The U.S. Postal Service commemorated the U. S. Coast Guard’s 225 years of service to the nation by creating a Forever Stamp to honor its role in protecting the security of the nation and advancing vital U.S. maritime interests.
The stamp shows two icons of the Coast Guard — the cutter Eagle, a three-masted sailing ship known as “America’s Tall Ship,” and an MH-65 Dolphin helicopter, one of the Coast Guard’s rescue aircraft. Coast Guard Air Station Atlantic City coordinated the photo opportunity with the Coast Guard Barque Eagle while underway in the Atlantic Ocean.
Fifteen million United States Coast Guard Forever stamps will be issued and are available at post offices.
Aviation artist William Phillips of Ashland, Ore., painted the image using oil and Masonite. Phil Jordan of Falls Church, Va., is the art director.

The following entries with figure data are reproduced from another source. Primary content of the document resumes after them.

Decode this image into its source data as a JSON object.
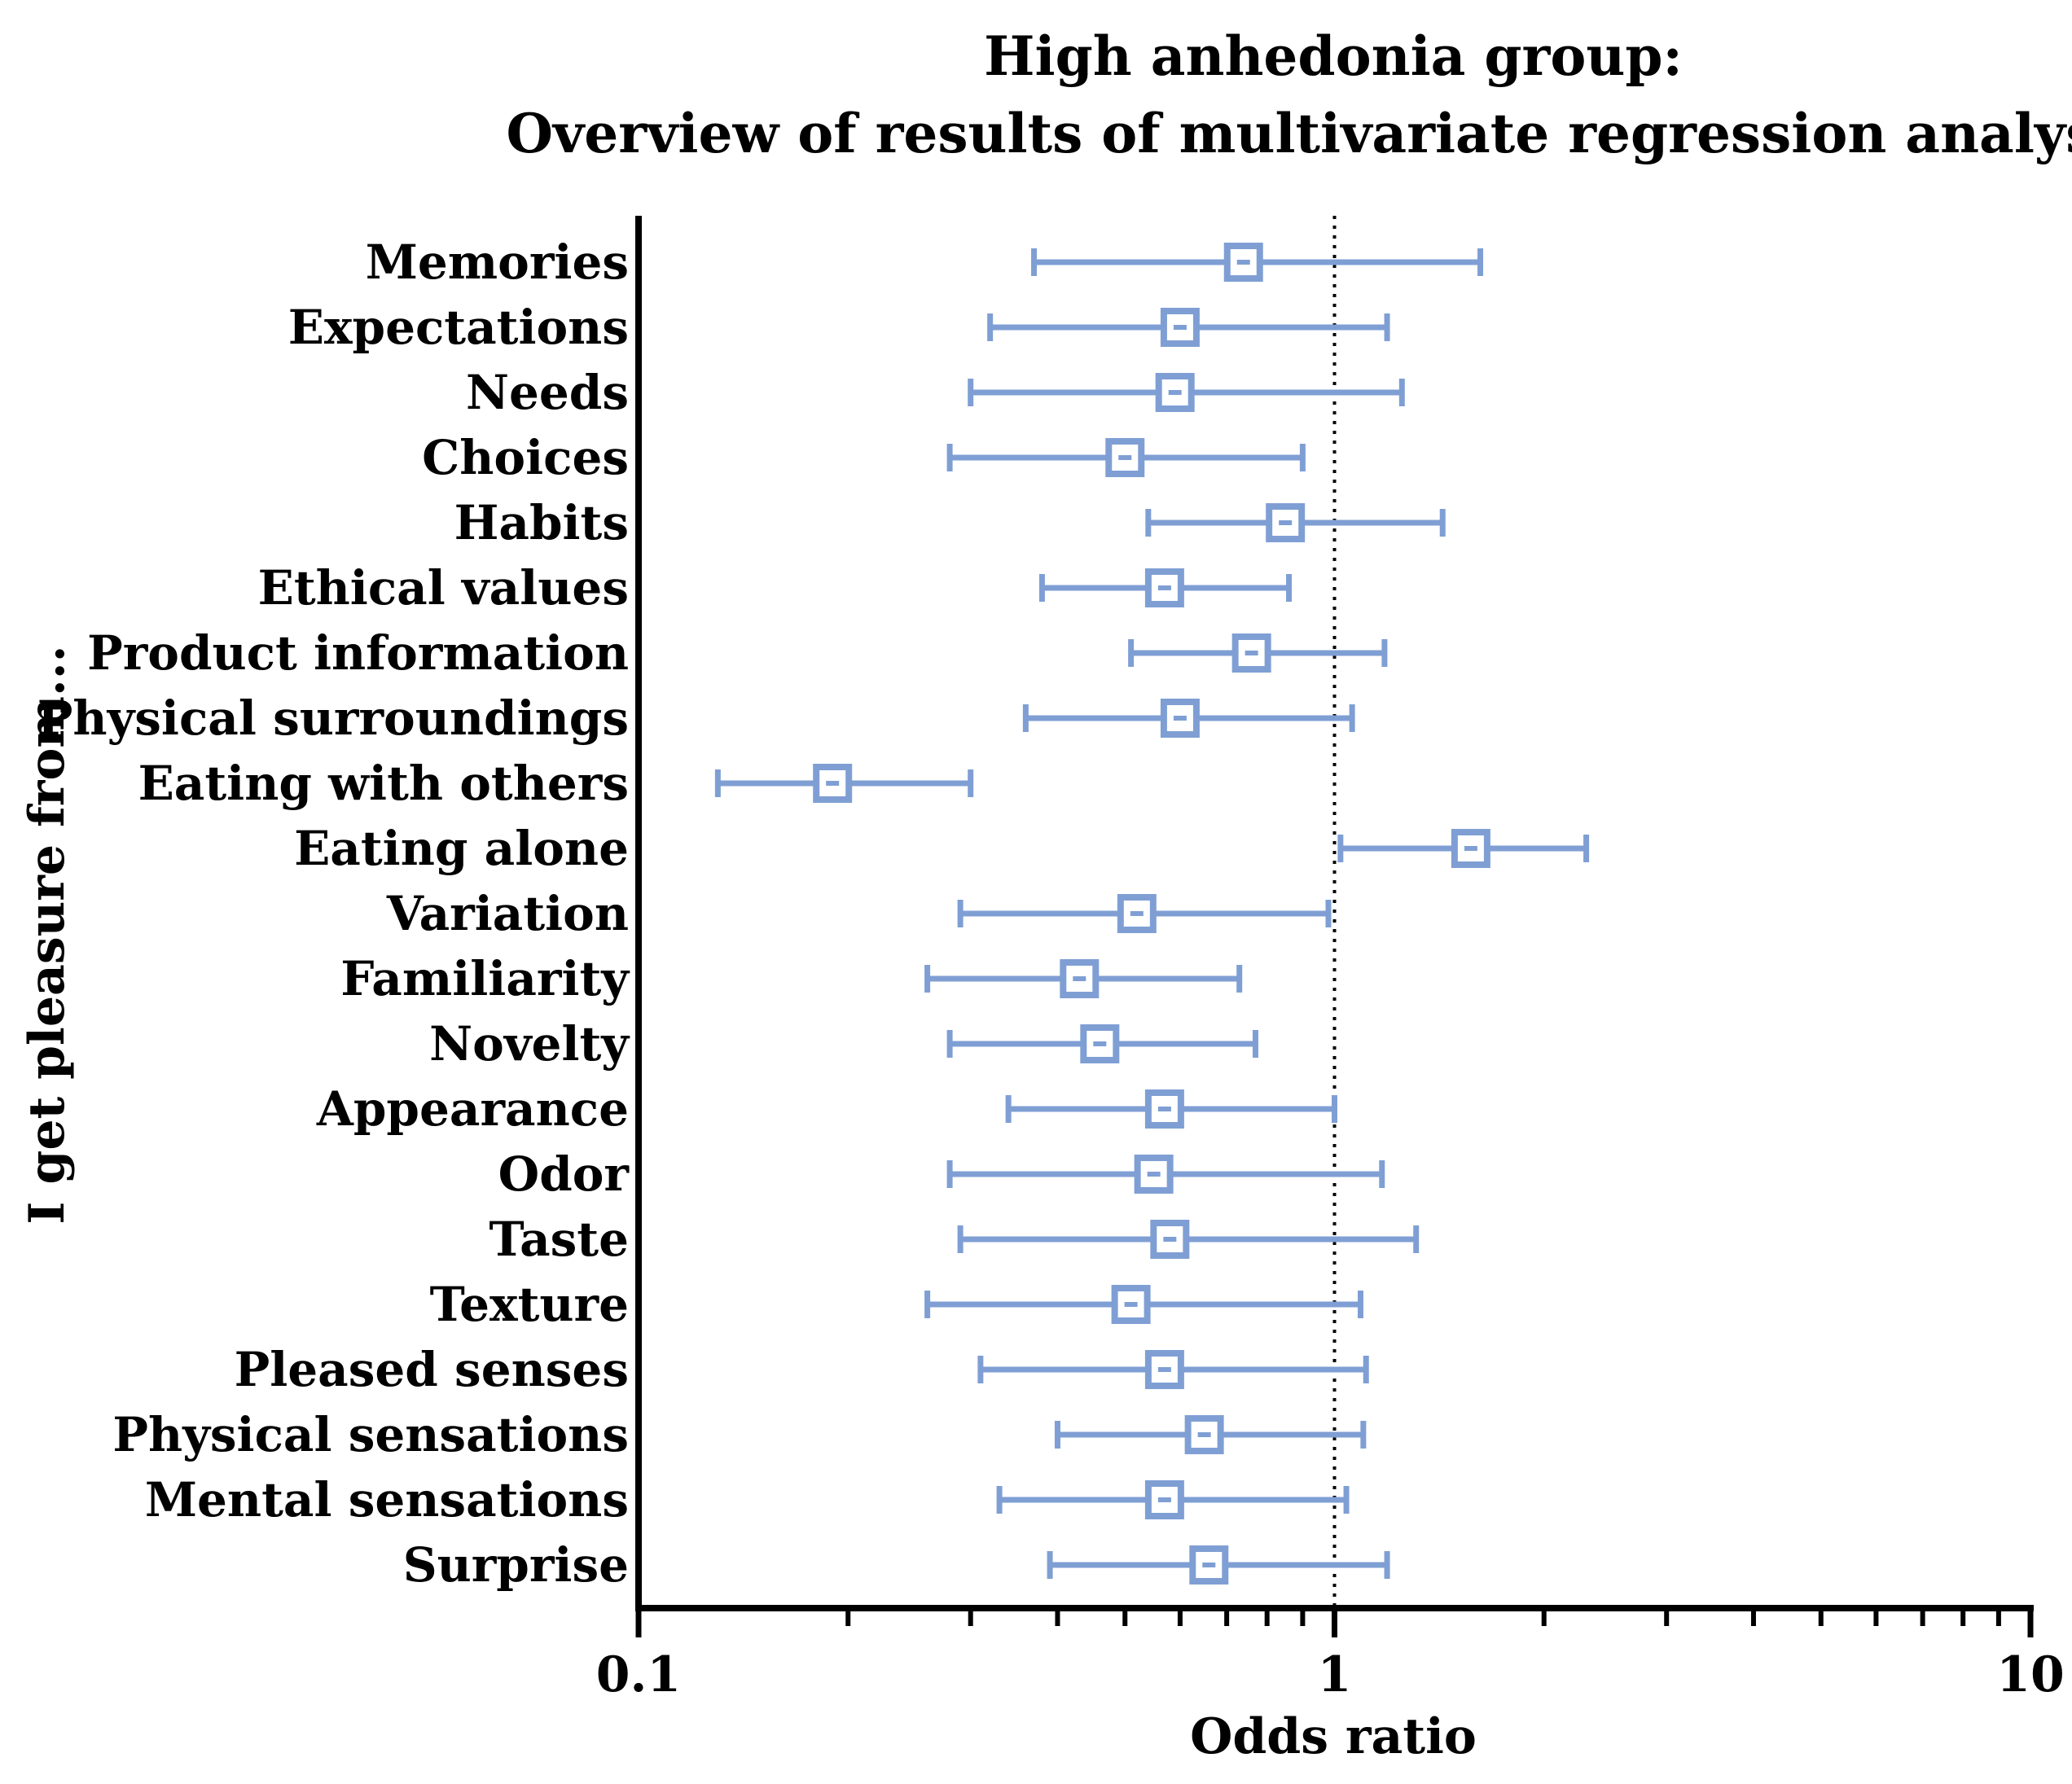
{
  "chart_data": {
    "type": "forest",
    "title": "High anhedonia group:",
    "subtitle": "Overview of results of multivariate regression analyses",
    "xlabel": "Odds ratio",
    "ylabel": "I get pleasure from...",
    "xscale": "log",
    "xlim": [
      0.1,
      10
    ],
    "xticks": [
      {
        "value": 0.1,
        "label": "0.1"
      },
      {
        "value": 1,
        "label": "1"
      },
      {
        "value": 10,
        "label": "10"
      }
    ],
    "reference_line": 1,
    "color": "#7f9fd4",
    "categories": [
      "Memories",
      "Expectations",
      "Needs",
      "Choices",
      "Habits",
      "Ethical values",
      "Product information",
      "Physical surroundings",
      "Eating with others",
      "Eating alone",
      "Variation",
      "Familiarity",
      "Novelty",
      "Appearance",
      "Odor",
      "Taste",
      "Texture",
      "Pleased senses",
      "Physical sensations",
      "Mental sensations",
      "Surprise"
    ],
    "or": [
      0.74,
      0.6,
      0.59,
      0.5,
      0.85,
      0.57,
      0.76,
      0.6,
      0.19,
      1.57,
      0.52,
      0.43,
      0.46,
      0.57,
      0.55,
      0.58,
      0.51,
      0.57,
      0.65,
      0.57,
      0.66
    ],
    "lower": [
      0.37,
      0.32,
      0.3,
      0.28,
      0.54,
      0.38,
      0.51,
      0.36,
      0.13,
      1.02,
      0.29,
      0.26,
      0.28,
      0.34,
      0.28,
      0.29,
      0.26,
      0.31,
      0.4,
      0.33,
      0.39
    ],
    "upper": [
      1.62,
      1.19,
      1.25,
      0.9,
      1.43,
      0.86,
      1.18,
      1.06,
      0.3,
      2.3,
      0.98,
      0.73,
      0.77,
      1.0,
      1.17,
      1.31,
      1.09,
      1.11,
      1.1,
      1.04,
      1.19
    ]
  }
}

Aug. 4 marked the 225th anniversary of the United States Coast Guard. On Aug. 4, 1790, the U.S. Revenue Cutter Service was established as one of the five federal services that would eventually make up the Coast Guard.
One of those services, the U.S. Life-Saving Service, played an important role in the history of the Outer Banks. Its men and women saved thousands of survivors of shipwrecks in the dangerous water of the Graveyard of the Atlantic.
In 1915, the Life-Saving Service and the Revenue Cutter Service were combined to form today’s U.S. Coast Guard, which continues saving lives of those in peril at sea along our coast.